How is it that phenomenology is still not a serious form of knowledge production? There is so much of ourselves and our world that we will never know about because of our own unwillingness to really listen to life.

As a foetus, I was exposed to an X-ray shortly after being conceived and then my nervous system was damaged during birth, injuries that have never healed. Because of this, I have never felt safe in my own body – it is not yet structurally possible – and I am always scared and in pain. Nevertheless, my life experience has never been recognised by anybody else because for whatever reason it is beyond human comprehension.

Phenomenologically speaking, I am not only alien, unlike other humans, but I am also a monstrosity, as my nervous system is out of my own control. This is why I have been suffering seizures ever since having spine surgery.

Because I am always in pain, my nervous system is always defensive around others and also shorts whenever my body needs to perform any task. I can do things without pressure, and often do them brilliantly, but as soon as there is any expectation my nervous system seizes.

This is always true whether I am competing in high level sports, drawing a picture, following instructions or trying to express my pain and suffering to others; my body convulses in agony because my injuries are invisible and nobody else can see how much I am struggling.

I have a monster inside of me, formed by scar tissue. My facial nerves were damaged at birth and they do not call trigeminal neuralgia ‘the world’s most painful condition’ without reason. My body organised itself around this agonising injury to protect me, and it worked beautifully, but I also ended up so disabled that I could not make any big choices in life.

I never got the chance to choose a partner, pick my career, or have a family.

Like Margot, I have felt alien my entire life. I was even bullied as a child by my friends simply because it was so effective: we do it because you react. I would cry and scream and feel like the worst person on the planet.

In response, I decided to hide my pain and suffering deep inside of me by squeezing it into the smallest point possible and holding onto it as tightly as I could.

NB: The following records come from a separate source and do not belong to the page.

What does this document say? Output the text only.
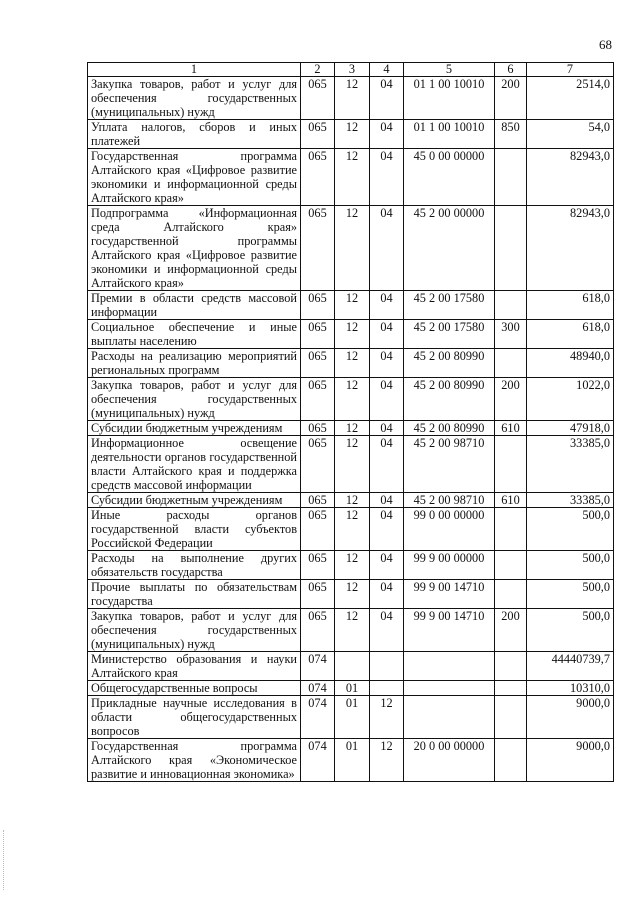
68
1	2	3	4	5	6	7
Закупка товаров, работ и услуг для обеспечения государственных (муниципальных) нужд	065	12	04	01 1 00 10010	200	2514,0
Уплата налогов, сборов и иных платежей	065	12	04	01 1 00 10010	850	54,0
Государственная программа Алтайского края «Цифровое развитие экономики и информационной среды Алтайского края»	065	12	04	45 0 00 00000		82943,0
Подпрограмма «Информационная среда Алтайского края» государственной программы Алтайского края «Цифровое развитие экономики и информационной среды Алтайского края»	065	12	04	45 2 00 00000		82943,0
Премии в области средств массовой информации	065	12	04	45 2 00 17580		618,0
Социальное обеспечение и иные выплаты населению	065	12	04	45 2 00 17580	300	618,0
Расходы на реализацию мероприятий региональных программ	065	12	04	45 2 00 80990		48940,0
Закупка товаров, работ и услуг для обеспечения государственных (муниципальных) нужд	065	12	04	45 2 00 80990	200	1022,0
Субсидии бюджетным учреждениям	065	12	04	45 2 00 80990	610	47918,0
Информационное освещение деятельности органов государственной власти Алтайского края и поддержка средств массовой информации	065	12	04	45 2 00 98710		33385,0
Субсидии бюджетным учреждениям	065	12	04	45 2 00 98710	610	33385,0
Иные расходы органов государственной власти субъектов Российской Федерации	065	12	04	99 0 00 00000		500,0
Расходы на выполнение других обязательств государства	065	12	04	99 9 00 00000		500,0
Прочие выплаты по обязательствам государства	065	12	04	99 9 00 14710		500,0
Закупка товаров, работ и услуг для обеспечения государственных (муниципальных) нужд	065	12	04	99 9 00 14710	200	500,0
Министерство образования и науки Алтайского края	074					44440739,7
Общегосударственные вопросы	074	01				10310,0
Прикладные научные исследования в области общегосударственных вопросов	074	01	12			9000,0
Государственная программа Алтайского края «Экономическое развитие и инновационная экономика»	074	01	12	20 0 00 00000		9000,0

But it is always there, so my own unique experience of the world has never been what anybody else has imagined. You all were wrong and that has only caused me more pain, which is why I am now social isolating.

I currently suffer terrifying seizures simply when other people misunderstand me. And whenever this happens, the monster tells me it is because I am a pathetic loser and do not deserve to live. The worst part is that when I am seizing, I also cannot breathe. All of the anguish of living with a monster inside of me is so overwhelming that my body just shuts down.

At the same time, right now I have never been more desperate for recognition in my life. But the last two doctors I worked with both ended up giving me one too many seizures. And so did my acupuncturist. I am socially isolating now because I know that help will never come from the outside.

I need to do this entirely on my own now. But that does not mean I am not angry with everybody. My monster locked me in a closet when I was born and I tried to tell you all but you did not listen. Indeed, the closer I come to healing my injury the more stored rage I am uncovering towards the world.

Even these blogs cause me pain, because no matter how much I try to explain nobody will ever really understand. At this point writing and drawing is the only choice I have to keep going. My hope is that expressing myself now will get me through this final phase of healing, which is the most painful and terrifying part yet. I need an ice bath just to fall asleep.

So please do not leave any comments, or well wishes, as you will only make it worse, especially if you think you understand. 50 years of living with a monster has proved to me that you cannot. Thank you.